Я зашел. Каморочка сырая, ни мебели, ни шторки, только койка да столик с самоваром и сундучок крашеный.
— Будем, — говорит, — чай пить.
— Нет, — отвечаю, — покорно вас благодарю, некогда.
— Ну так заходи когда другим разом. Я тебе рада, потому я разбита, друг мой, в последняя разбита.
— Что же с вами такое случилось?
— Уста мои этого рассказать не могут, и сердцу моему очень больно, и, сделай милость, ты меня не спрашивай.
— И отчего, — говорю, — вы это так вдруг осунулись?
— Осунулась! что ты, господь с тобой! ни капли я не осунулась.
Домна Платоновна торопливо выхватила из кармана крошечное складное зеркальце, поглядела на свои блеклые щеки и заговорила:
— Ни крошечки я не осунулась, и то это теперь к вечеру, а с утра я еще гораздо свежее бываю.
Смотрю я на Домну Платоновну и понять не могу, что в ней такое? а только вижу, что что-то такое странное.
Показалось мне, что кроме того, что все ее лицо поблекло и обвисло, будто оно еще слегка подштукатурено и подкрашено, а тут еще эта тревога при моем замечании, что она осунулась… Непонятная, думаю, притча!
Не прошло после этого месяца, как вдруг является ко мне какой-то солдат из больницы и неотступно требует меня сейчас к Домне Платоновне. Взял извозчика и приезжаю. На самых воротах встречает меня сама Домна Платоновна и прямо кидается мне на грудь с плачем и рыданием.

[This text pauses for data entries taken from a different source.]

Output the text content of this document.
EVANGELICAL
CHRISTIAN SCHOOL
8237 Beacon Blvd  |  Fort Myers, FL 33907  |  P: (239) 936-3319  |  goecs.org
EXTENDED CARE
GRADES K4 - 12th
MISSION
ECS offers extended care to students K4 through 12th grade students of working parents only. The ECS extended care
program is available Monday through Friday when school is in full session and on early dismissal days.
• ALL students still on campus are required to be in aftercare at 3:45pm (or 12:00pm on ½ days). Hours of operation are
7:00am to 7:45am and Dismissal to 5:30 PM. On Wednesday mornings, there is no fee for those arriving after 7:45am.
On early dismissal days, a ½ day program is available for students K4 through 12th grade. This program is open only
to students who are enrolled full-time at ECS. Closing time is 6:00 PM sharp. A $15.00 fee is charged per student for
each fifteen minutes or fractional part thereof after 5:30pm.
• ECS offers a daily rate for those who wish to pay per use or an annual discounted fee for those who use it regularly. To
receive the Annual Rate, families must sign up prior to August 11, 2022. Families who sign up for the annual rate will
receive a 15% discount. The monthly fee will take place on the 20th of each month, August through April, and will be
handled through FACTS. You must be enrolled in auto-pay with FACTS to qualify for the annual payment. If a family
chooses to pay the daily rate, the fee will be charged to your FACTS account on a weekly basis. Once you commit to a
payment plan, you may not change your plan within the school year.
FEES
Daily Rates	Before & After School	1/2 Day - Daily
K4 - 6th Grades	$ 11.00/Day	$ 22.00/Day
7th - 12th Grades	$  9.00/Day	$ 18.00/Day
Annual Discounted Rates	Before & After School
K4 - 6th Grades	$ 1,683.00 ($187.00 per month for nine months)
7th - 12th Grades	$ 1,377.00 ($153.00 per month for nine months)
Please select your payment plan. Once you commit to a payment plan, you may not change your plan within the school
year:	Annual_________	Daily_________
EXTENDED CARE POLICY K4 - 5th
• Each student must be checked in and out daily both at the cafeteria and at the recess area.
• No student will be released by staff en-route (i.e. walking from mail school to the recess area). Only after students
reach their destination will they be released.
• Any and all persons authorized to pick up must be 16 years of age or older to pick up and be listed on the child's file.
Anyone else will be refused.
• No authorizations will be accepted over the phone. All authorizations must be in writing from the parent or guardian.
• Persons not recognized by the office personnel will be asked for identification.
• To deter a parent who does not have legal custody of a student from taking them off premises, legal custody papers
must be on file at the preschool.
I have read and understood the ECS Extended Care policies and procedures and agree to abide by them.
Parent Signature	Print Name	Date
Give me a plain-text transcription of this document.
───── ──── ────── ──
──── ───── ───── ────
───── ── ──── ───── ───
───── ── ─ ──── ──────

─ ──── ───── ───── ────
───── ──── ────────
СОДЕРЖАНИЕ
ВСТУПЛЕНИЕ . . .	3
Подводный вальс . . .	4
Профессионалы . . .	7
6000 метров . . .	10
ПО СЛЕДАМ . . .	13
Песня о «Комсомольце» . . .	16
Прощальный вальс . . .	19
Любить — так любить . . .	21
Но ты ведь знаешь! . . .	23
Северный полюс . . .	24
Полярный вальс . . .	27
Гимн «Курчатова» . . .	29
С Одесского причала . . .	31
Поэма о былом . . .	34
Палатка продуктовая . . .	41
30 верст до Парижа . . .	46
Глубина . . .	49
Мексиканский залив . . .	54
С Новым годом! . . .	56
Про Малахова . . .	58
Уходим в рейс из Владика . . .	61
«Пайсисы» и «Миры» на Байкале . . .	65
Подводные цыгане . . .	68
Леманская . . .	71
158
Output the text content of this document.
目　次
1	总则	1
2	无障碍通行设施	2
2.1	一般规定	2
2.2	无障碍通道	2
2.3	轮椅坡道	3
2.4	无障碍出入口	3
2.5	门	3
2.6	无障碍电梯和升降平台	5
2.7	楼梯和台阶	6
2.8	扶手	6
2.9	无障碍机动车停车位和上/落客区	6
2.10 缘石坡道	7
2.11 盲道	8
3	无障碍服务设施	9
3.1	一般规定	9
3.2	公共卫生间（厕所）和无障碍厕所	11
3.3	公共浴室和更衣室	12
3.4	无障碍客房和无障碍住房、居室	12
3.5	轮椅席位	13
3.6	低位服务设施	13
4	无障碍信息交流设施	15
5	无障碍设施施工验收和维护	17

— Съезди, — говорит, — ты, миленький, сделай милость, в часть.
— Зачем, Домна Платоновна?
— Узнай ты там насчет одного человека, похлопочи за него. Я, бог даст, со временем сама тебе услужу.
— Да вы, — говорю, — не плачьте только и не дрожите.
— Не могу, — отвечает, — не дрожать, потому что это нутреннее, изнутри колотит. А этой услуги я тебе в жизнь не забуду, потому что все меня теперь оставили.
— Хорошо — но за кого же просить-то и о чем просить?
Старуха замялась, и блеклые щеки ее задергались.
— Фортопьянщицкий ученик там арестован вчера, Валерочка, Валерьян Иванов, так за него узнай и попроси.
Поехал я в часть. Сказали мне там, что действительно есть арестованный молодой человек Валерьян Иванов, что был он учеником у фортепьянного мастера, обокрал своего хозяина, взят с поличным и по всем вероятностям, пойдет по тяжелой дороге Владимирской.
— Сколько же ему лет? — расспрашиваю.
— Лет, — говорят, — как раз двадцать один год минул.